Wednesday, April 14

Social crisis, political violence: in the United States, African-Americans tempted by firearms

The sun has only been up for two hours and the heat is already overwhelming. In the middle of the desert mountains of Kagel Canyon, California, half an hour’s drive north of Los Angeles, a few men take refuge in a makeshift tent to protect themselves from 45 degrees. In the distance resounds the whistling of bullets. In a cloud of dust, pick-ups park on a piece of land in the Angeles Shooting Ranges.

Lattice, bulletproof vest and weapons slung over his shoulder, Jonathan Solomon, a 37-year-old African-American, who has privatized the place, welcomes the arrivals. All of them paid 100 to 150 dollars (83 to 125 euros) to take a firearms training course with him. Mostly male, the group of twenty-five people, aged 15 to 65, includes – with one exception – only blacks. An identity claimed by some on their T-shirts, flocked with messages like “Black Vibe” or a closed fist representing Black Power.

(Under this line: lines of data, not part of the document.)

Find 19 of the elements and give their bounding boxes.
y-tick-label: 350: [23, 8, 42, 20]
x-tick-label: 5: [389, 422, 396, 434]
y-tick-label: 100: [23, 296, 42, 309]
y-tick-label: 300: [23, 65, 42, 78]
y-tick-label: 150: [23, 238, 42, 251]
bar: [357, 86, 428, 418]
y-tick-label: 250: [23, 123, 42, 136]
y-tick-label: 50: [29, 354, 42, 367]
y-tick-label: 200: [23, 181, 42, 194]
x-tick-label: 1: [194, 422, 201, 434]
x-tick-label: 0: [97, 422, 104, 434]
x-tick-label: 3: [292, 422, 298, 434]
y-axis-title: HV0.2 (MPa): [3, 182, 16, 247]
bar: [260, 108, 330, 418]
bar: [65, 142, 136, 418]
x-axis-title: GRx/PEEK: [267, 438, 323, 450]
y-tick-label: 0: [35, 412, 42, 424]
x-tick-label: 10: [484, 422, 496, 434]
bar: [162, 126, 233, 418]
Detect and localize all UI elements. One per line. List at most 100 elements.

“The Black Lives Matter movement has again made African Americans aware of the danger that the state can represent. »Adam Winkler, professor of constitutional law

“The course is open to everyone: Whites, Blacks, Greens, aliens … It’s just that when it comes to weapons, African Americans generally feel more comfortable when they are accompanied by someone. one of their community. We are more patient when they ask questions, we don’t demean them when we correct them, as is sometimes the case elsewhere ”, explains Jonathan. Since the start of the pandemic, demand has jumped and the instructor offers two and a half more classes per month. “With unemployment exploding and the lack of money, people began to think that it was better to be prepared to defend themselves if they were ever attacked in their homes by desperate people. ”

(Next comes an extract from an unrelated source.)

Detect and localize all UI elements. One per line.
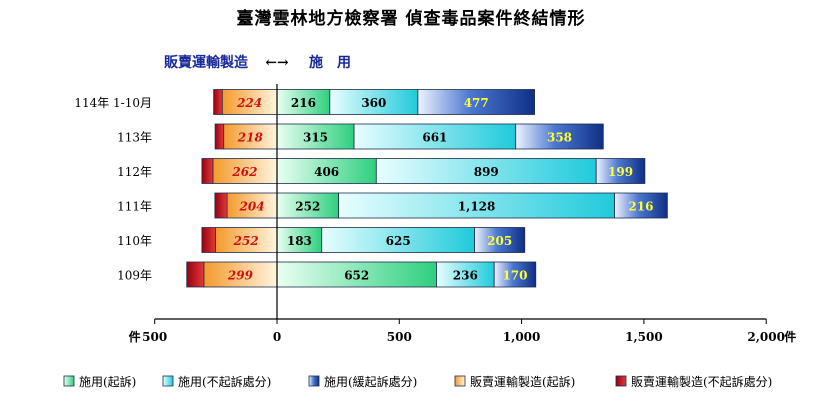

The economic crisis and social tensions that set in after the death of George Floyd on May 25 have increased the feeling of insecurity, pushing the Americans to arm themselves. Since the start of 2020, more than 32 million requests for background checks (a prerequisite for any firearm purchase in the United States) have been sent to the FBI. A record since 1998. However, if the owners of firearms are predominantly white – 36% of them own weapons against 24% of African-Americans and 15% of Latinos – blacks would have been the most many to equip themselves: + 58% compared to last year, according to a survey carried out by the National Shooting Sports Foundation, a lobby of the arms industry in the United States.